Quella lombarda è certamente più grave e riguarda le presunte infiltrazioni mafiose nelle istituzioni, con imprenditori e politici in odore di ‘ndrangheta, pronti a scambiarsi favori, soldi e voti. Edoardo Mazza, sindaco di Seregno eletto nel 2015 con Forza Italia, è agli arresti domiciliari per aver aiutato Lugarà, un imprenditore edile legato alle cosche, che voleva ottenere una convenzione per realizzare un centro commerciale nel centro brianzolo. Lui è uno dei 24 arrestati nell’operazione dei carabinieri per reati che vanno dall’associazione di tipo mafioso all’estorsione. Tra gli indagati per corruzione c’è peraltro una ormai vecchia conoscenza delle procure, il consigliere regionale di Forza Italia, Mario Mantovani, già arrestato due anni fa in un’altra inchiesta. Sarebbe lui il collegamento tra l’imprenditore Lugarà e il sindaco di Seregno.

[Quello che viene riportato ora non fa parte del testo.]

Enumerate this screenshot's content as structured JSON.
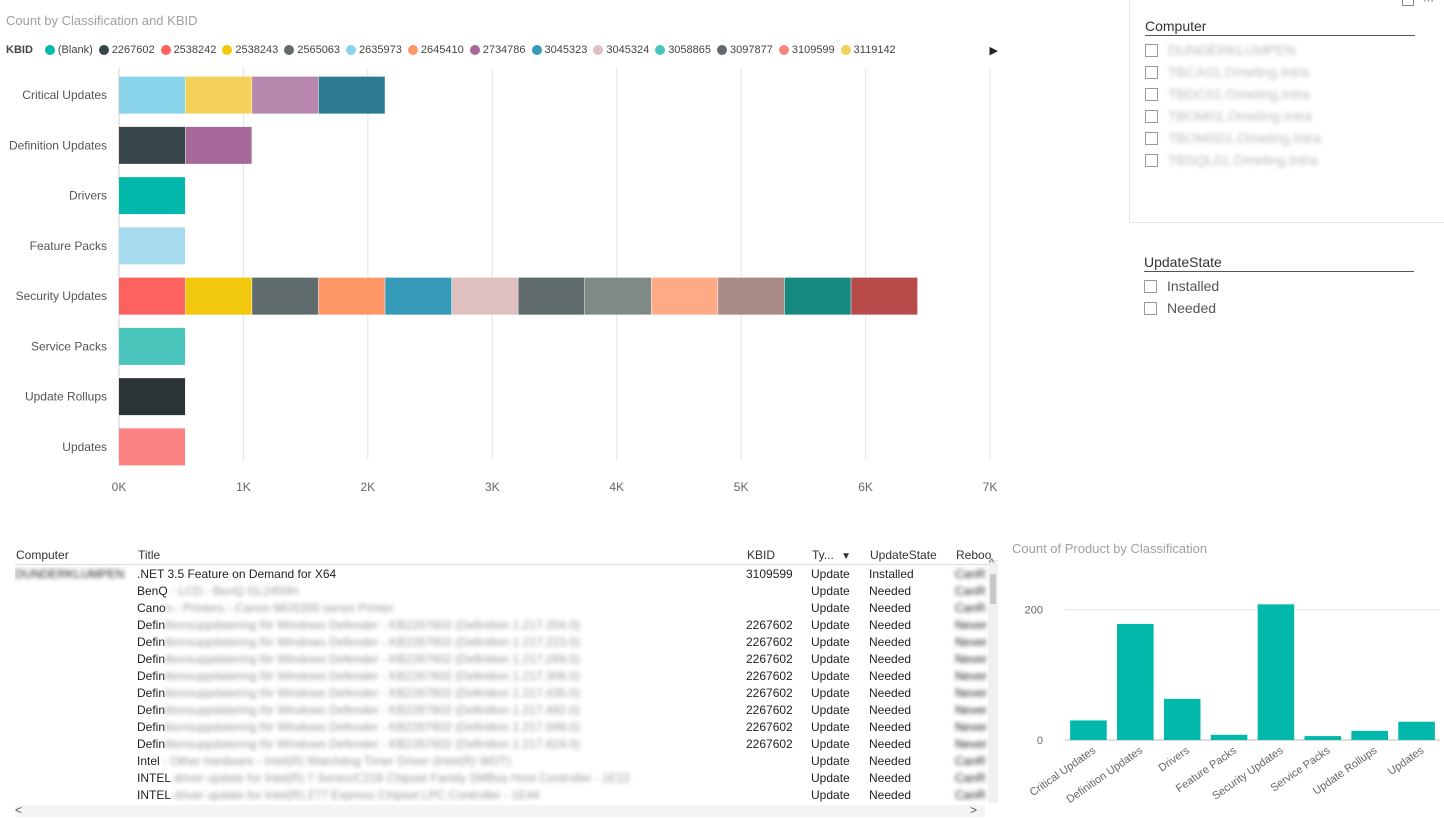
{
  "bar_chart": {
    "title": "Count by Classification and KBID",
    "legend_title": "KBID",
    "legend_arrow": "▶"
  },
  "slicers": {
    "computer": {
      "title": "Computer",
      "items": [
        "DUNDERKLUMPEN",
        "TBCA01.Omeling.Intra",
        "TBDC01.Omeling.Intra",
        "TBOM01.Omeling.Intra",
        "TBOMS01.Omeling.Intra",
        "TBSQL01.Omeling.Intra"
      ]
    },
    "update_state": {
      "title": "UpdateState",
      "items": [
        "Installed",
        "Needed"
      ]
    }
  },
  "table": {
    "headers": [
      "Computer",
      "Title",
      "KBID",
      "Ty...",
      "UpdateState",
      "Reboo"
    ],
    "sort_icon": "▼",
    "rows": [
      {
        "computer": "DUNDERKLUMPEN",
        "title": ".NET 3.5 Feature on Demand for X64",
        "title_blur": "",
        "kbid": "3109599",
        "type": "Update",
        "state": "Installed",
        "reboot": "CanR"
      },
      {
        "computer": "",
        "title": "BenQ",
        "title_blur": " - LCD - BenQ GL2450H",
        "kbid": "",
        "type": "Update",
        "state": "Needed",
        "reboot": "CanR"
      },
      {
        "computer": "",
        "title": "Cano",
        "title_blur": "n - Printers - Canon MG5300 series Printer",
        "kbid": "",
        "type": "Update",
        "state": "Needed",
        "reboot": "CanR"
      },
      {
        "computer": "",
        "title": "Defin",
        "title_blur": "itionsuppdatering för Windows Defender - KB2267602 (Definition 1.217.204.0)",
        "kbid": "2267602",
        "type": "Update",
        "state": "Needed",
        "reboot": "Never"
      },
      {
        "computer": "",
        "title": "Defin",
        "title_blur": "itionsuppdatering för Windows Defender - KB2267602 (Definition 1.217.223.0)",
        "kbid": "2267602",
        "type": "Update",
        "state": "Needed",
        "reboot": "Never"
      },
      {
        "computer": "",
        "title": "Defin",
        "title_blur": "itionsuppdatering för Windows Defender - KB2267602 (Definition 1.217.269.0)",
        "kbid": "2267602",
        "type": "Update",
        "state": "Needed",
        "reboot": "Never"
      },
      {
        "computer": "",
        "title": "Defin",
        "title_blur": "itionsuppdatering för Windows Defender - KB2267602 (Definition 1.217.306.0)",
        "kbid": "2267602",
        "type": "Update",
        "state": "Needed",
        "reboot": "Never"
      },
      {
        "computer": "",
        "title": "Defin",
        "title_blur": "itionsuppdatering för Windows Defender - KB2267602 (Definition 1.217.435.0)",
        "kbid": "2267602",
        "type": "Update",
        "state": "Needed",
        "reboot": "Never"
      },
      {
        "computer": "",
        "title": "Defin",
        "title_blur": "itionsuppdatering för Windows Defender - KB2267602 (Definition 1.217.492.0)",
        "kbid": "2267602",
        "type": "Update",
        "state": "Needed",
        "reboot": "Never"
      },
      {
        "computer": "",
        "title": "Defin",
        "title_blur": "itionsuppdatering för Windows Defender - KB2267602 (Definition 1.217.599.0)",
        "kbid": "2267602",
        "type": "Update",
        "state": "Needed",
        "reboot": "Never"
      },
      {
        "computer": "",
        "title": "Defin",
        "title_blur": "itionsuppdatering för Windows Defender - KB2267602 (Definition 1.217.824.0)",
        "kbid": "2267602",
        "type": "Update",
        "state": "Needed",
        "reboot": "Never"
      },
      {
        "computer": "",
        "title": "Intel",
        "title_blur": " - Other hardware - Intel(R) Watchdog Timer Driver (Intel(R) WDT)",
        "kbid": "",
        "type": "Update",
        "state": "Needed",
        "reboot": "CanR"
      },
      {
        "computer": "",
        "title": "INTEL",
        "title_blur": " driver update for Intel(R) 7 Series/C216 Chipset Family SMBus Host Controller - 1E22",
        "kbid": "",
        "type": "Update",
        "state": "Needed",
        "reboot": "CanR"
      },
      {
        "computer": "",
        "title": "INTEL",
        "title_blur": " driver update for Intel(R) Z77 Express Chipset LPC Controller - 1E44",
        "kbid": "",
        "type": "Update",
        "state": "Needed",
        "reboot": "CanR"
      }
    ],
    "scroll_left": "<",
    "scroll_right": ">",
    "scroll_up": "^"
  },
  "chart_data": [
    {
      "type": "bar",
      "orientation": "horizontal",
      "stacked": true,
      "title": "Count by Classification and KBID",
      "legend_title": "KBID",
      "legend_position": "top",
      "categories": [
        "Critical Updates",
        "Definition Updates",
        "Drivers",
        "Feature Packs",
        "Security Updates",
        "Service Packs",
        "Update Rollups",
        "Updates"
      ],
      "xlim": [
        0,
        7000
      ],
      "xticks": [
        "0K",
        "1K",
        "2K",
        "3K",
        "4K",
        "5K",
        "6K",
        "7K"
      ],
      "grid": true,
      "legend": [
        {
          "name": "(Blank)",
          "color": "#01B8AA"
        },
        {
          "name": "2267602",
          "color": "#374649"
        },
        {
          "name": "2538242",
          "color": "#FD625E"
        },
        {
          "name": "2538243",
          "color": "#F2C80F"
        },
        {
          "name": "2565063",
          "color": "#5F6B6D"
        },
        {
          "name": "2635973",
          "color": "#8AD4EB"
        },
        {
          "name": "2645410",
          "color": "#FE9666"
        },
        {
          "name": "2734786",
          "color": "#A66999"
        },
        {
          "name": "3045323",
          "color": "#3599B8"
        },
        {
          "name": "3045324",
          "color": "#DFBFBF"
        },
        {
          "name": "3058865",
          "color": "#4AC5BB"
        },
        {
          "name": "3097877",
          "color": "#5F6B6D"
        },
        {
          "name": "3109599",
          "color": "#FB8281"
        },
        {
          "name": "3119142",
          "color": "#F4D25A"
        }
      ],
      "stacks": [
        {
          "category": "Critical Updates",
          "segments": [
            {
              "value": 535,
              "color": "#8AD4EB"
            },
            {
              "value": 535,
              "color": "#F4D25A"
            },
            {
              "value": 535,
              "color": "#B887AD"
            },
            {
              "value": 535,
              "color": "#2B7A92"
            }
          ]
        },
        {
          "category": "Definition Updates",
          "segments": [
            {
              "value": 535,
              "color": "#374649"
            },
            {
              "value": 535,
              "color": "#A66999"
            }
          ]
        },
        {
          "category": "Drivers",
          "segments": [
            {
              "value": 535,
              "color": "#01B8AA"
            }
          ]
        },
        {
          "category": "Feature Packs",
          "segments": [
            {
              "value": 535,
              "color": "#A7DCEE"
            }
          ]
        },
        {
          "category": "Security Updates",
          "segments": [
            {
              "value": 535,
              "color": "#FD625E"
            },
            {
              "value": 535,
              "color": "#F2C80F"
            },
            {
              "value": 535,
              "color": "#5F6B6D"
            },
            {
              "value": 535,
              "color": "#FE9666"
            },
            {
              "value": 535,
              "color": "#3599B8"
            },
            {
              "value": 535,
              "color": "#DFBFBF"
            },
            {
              "value": 535,
              "color": "#5F6B6D"
            },
            {
              "value": 535,
              "color": "#7F8A87"
            },
            {
              "value": 535,
              "color": "#FEAB85"
            },
            {
              "value": 535,
              "color": "#A98A87"
            },
            {
              "value": 535,
              "color": "#168980"
            },
            {
              "value": 535,
              "color": "#B84A4A"
            }
          ]
        },
        {
          "category": "Service Packs",
          "segments": [
            {
              "value": 535,
              "color": "#4AC5BB"
            }
          ]
        },
        {
          "category": "Update Rollups",
          "segments": [
            {
              "value": 535,
              "color": "#2B3436"
            }
          ]
        },
        {
          "category": "Updates",
          "segments": [
            {
              "value": 535,
              "color": "#FB8281"
            }
          ]
        }
      ]
    },
    {
      "type": "bar",
      "title": "Count of Product by Classification",
      "categories": [
        "Critical Updates",
        "Definition Updates",
        "Drivers",
        "Feature Packs",
        "Security Updates",
        "Service Packs",
        "Update Rollups",
        "Updates"
      ],
      "values": [
        30,
        178,
        63,
        8,
        208,
        6,
        14,
        28
      ],
      "ylim": [
        0,
        230
      ],
      "yticks": [
        "0",
        "200"
      ],
      "color": "#01B8AA"
    }
  ]
}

Quella romana riguarda invece le “spese pazze” di 16 ex consiglieri regionali del Pd del Lazio, ora rinviati a giudizio. Le accuse si riferiscono al periodo 2010-2013 e riguardano l’utilizzo dei fondi regionali anche per l’acquisto di servizi in realtà mai erogati dalle società coinvolte. I reati contestati a vario titolo vanno dal peculato all’abuso d’ufficio, dalla corruzione alla truffa. Anche in questo caso ci sarà un processo e bisognerà appurare le effettive responsabilità. Nel frattempo, però, considerata l’imminente campagna elettorale, andrebbe coltivata un po’ di cautela da parte di chi indaga e fornisce le notizie ai giornalisti.
Oltre alla vicenda di Clemente Mastella, assolto dopo nove anni, ci sono stati, infatti, nelle ultime ore, altri due verdetti sorprendenti, che ribaltano convinzioni “colpevoliste” alimentate per anni dai media. La prima riguarda Ottaviano Del Turco, assolto dalla Corte d’Appello di Perugia “perché il fatto non sussiste”, dopo essere stato arrestato nove anni fa mentre era governatore della Regione Abruzzo con l’accusa di associazione a delinquere. In quella circostanza la volontà popolare fu sovvertita perché la giunta fu sciolta e si tornò a votare. La seconda riguarda Filippo Penati, ex sindaco di Sesto, ex Presidente della Provincia di Milano ed ex capo della segreteria politica di Bersani, assolto dalla Corte d’Appello di Milano dopo essere stato accusato di corruzione e finanziamento illecito dei partiti. Anche per lui, nel 2010, carriera politica stroncata per volontà di una Procura. Siamo proprio sicuri che non ci sia un modo per punire in modo giusto e implacabile i colpevoli di reati gravi senza cedere alla tentazione del massacro giudiziario e mediatico degli indagati?